Несколько дней спустя, в воскресенье, друзья, собравшись у Флобера, говорили о «блудливой и совокупительной силе», разлитой по страницам «Проступка аббата Муре». От обсуждения романа перешли к самому романисту, стали расспрашивать Золя о его любовных предпочтениях, и тот с готовностью принялся исповедоваться. Вернувшись домой, Гонкур, ликуя, записывает в своем «Дневнике»: «Золя рассказал нам, что, когда он был студентом, ему случалось по целой неделе проводить с женщиной, не вылезая из постели или, по крайней мере, не одеваясь. Комната пахла спермой: это его собственное выражение. Он признался нам, что после таких недель брел по улицам на ватных ногах, держась поближе к стенам и то и дело хватаясь руками за задвижки ставней, чтобы не упасть. Теперь, по его словам, он образумился и вступает в плотские отношения со своей женой лишь раз в десять дней. Он открыл нам кое-какие любопытные нервные особенности своей личности, связанные с совокуплением. Два или три года назад, когда он только начинал цикл „Ругонов“, на следующий день после супружеского излияния он не приближался к столу, заранее зная, что не сможет выстроить ни одной фразы, написать ни одной строчки. Теперь у него все наоборот: если в течение недели или десяти дней работа у него идет посредственно, назавтра после совокупления у него появляется небольшая лихорадка, весьма благоприятная для сочинительства. Наконец, он рассказал нам об удивительном феномене, происходившем с ним в начале его карьеры. В те времена, если ему очень трудно было писать, у него порой, после того, как он в течение получаса долбил одну и ту же фразу, случалась эякуляция без эрекции».[99]99
Гонкур. Дневник, запись от 4 апреля 1875 года. (Прим. авт.)
[Закрыть]
Снимая таким образом штаны перед собратьями, Золя повиновался чувству, говорившему, что в проявлениях природы нет ничего предосудительного. Он считал делом чести – как человек, для которого литература и наука едины, – откровенно выкладывать все о своих победах и невзгодах. Он полагал, что его теория реализма требует от него искренности и простоты. А если гости Флобера, слушая его, от удовольствия хлопали себя по ляжкам, – тем хуже для них!
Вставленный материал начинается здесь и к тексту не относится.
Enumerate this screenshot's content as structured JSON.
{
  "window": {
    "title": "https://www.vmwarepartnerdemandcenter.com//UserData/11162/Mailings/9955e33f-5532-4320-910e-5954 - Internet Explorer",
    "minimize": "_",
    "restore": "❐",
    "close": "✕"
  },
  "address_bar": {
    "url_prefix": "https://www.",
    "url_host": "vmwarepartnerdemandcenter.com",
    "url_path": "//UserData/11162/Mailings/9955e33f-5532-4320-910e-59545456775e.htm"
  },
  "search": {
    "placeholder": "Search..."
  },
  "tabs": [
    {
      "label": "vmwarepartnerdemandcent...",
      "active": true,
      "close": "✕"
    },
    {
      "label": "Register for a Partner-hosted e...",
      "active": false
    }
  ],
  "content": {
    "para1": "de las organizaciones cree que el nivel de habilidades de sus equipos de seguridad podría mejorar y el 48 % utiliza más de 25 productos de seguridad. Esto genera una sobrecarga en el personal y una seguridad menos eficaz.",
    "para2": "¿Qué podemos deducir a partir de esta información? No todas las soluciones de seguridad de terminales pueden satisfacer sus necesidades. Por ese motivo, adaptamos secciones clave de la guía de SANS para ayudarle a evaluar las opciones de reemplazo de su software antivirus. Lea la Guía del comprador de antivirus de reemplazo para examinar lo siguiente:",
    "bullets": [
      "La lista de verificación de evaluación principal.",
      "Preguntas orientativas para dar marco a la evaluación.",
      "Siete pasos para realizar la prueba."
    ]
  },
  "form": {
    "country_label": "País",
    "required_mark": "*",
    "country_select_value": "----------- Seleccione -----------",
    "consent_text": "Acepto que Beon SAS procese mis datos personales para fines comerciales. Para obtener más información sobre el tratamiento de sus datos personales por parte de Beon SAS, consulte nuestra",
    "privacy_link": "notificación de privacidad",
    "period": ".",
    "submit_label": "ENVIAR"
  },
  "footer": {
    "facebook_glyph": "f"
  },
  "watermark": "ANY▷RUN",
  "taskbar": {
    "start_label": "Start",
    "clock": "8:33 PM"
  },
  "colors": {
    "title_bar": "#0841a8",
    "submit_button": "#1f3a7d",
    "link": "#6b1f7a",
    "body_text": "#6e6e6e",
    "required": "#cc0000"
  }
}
В другой раз, когда все та же игривая компания собралась в кабачке, чтобы полакомиться буйабессом, и снова зашел разговор об особенностях проявлений каждого в любовных утехах, Золя с пылающими щеками воскликнул, преисполненный мелкого тщеславия: «Перед тем как овладеть той женщиной, с которой я лишился невинности, я ее вылизал! Нет, нет, говорю вам, у меня нет никакого нравственного сознания. Я спал с женами моих лучших друзей. Решительно у меня в любви нет никакого нравственного сознания!»[100]100
Гонкур. Дневник, запись от 5 мая 1876 года. (Прим. авт.)
[Закрыть]
Скорее всего, в этих так называемых признаниях была доля преувеличения. Золя попросту не хотелось показаться более целомудренным, чем его собратья по перу. Раз он в своих книгах резко и прямо говорит о любви, ему следует и в жизни утверждать, что он знает толк в таких вещах. Воображение у него было настолько несдержанным, что, даже если он на самом деле всего лишь втайне пожелал жену друга (но которого из друзей, Боже правый!), ему представлялось, будто он обладал ею в действительности. И поскольку при мысли об этом Золя не испытывал ни малейшего раскаяния, он считал себя циничным и безнравственным.
Но хоть Эмиль и хвастался своими животными инстинктами, сложения он был до того слабого, что, и без того страдавший нервным расстройством, он в это время еще хуже себя почувствовал. Теперь Золя казалось, будто он слышит, как сердце колотится у него в голове, в руках, в животе… Испугавшись, он бросил курить, но состояние не улучшалось, и врач предписал ему поездку к морю. А так как Александрина тоже болела, отправились в Сент-Обен, между устьем Орны и Курселем, всей семьей.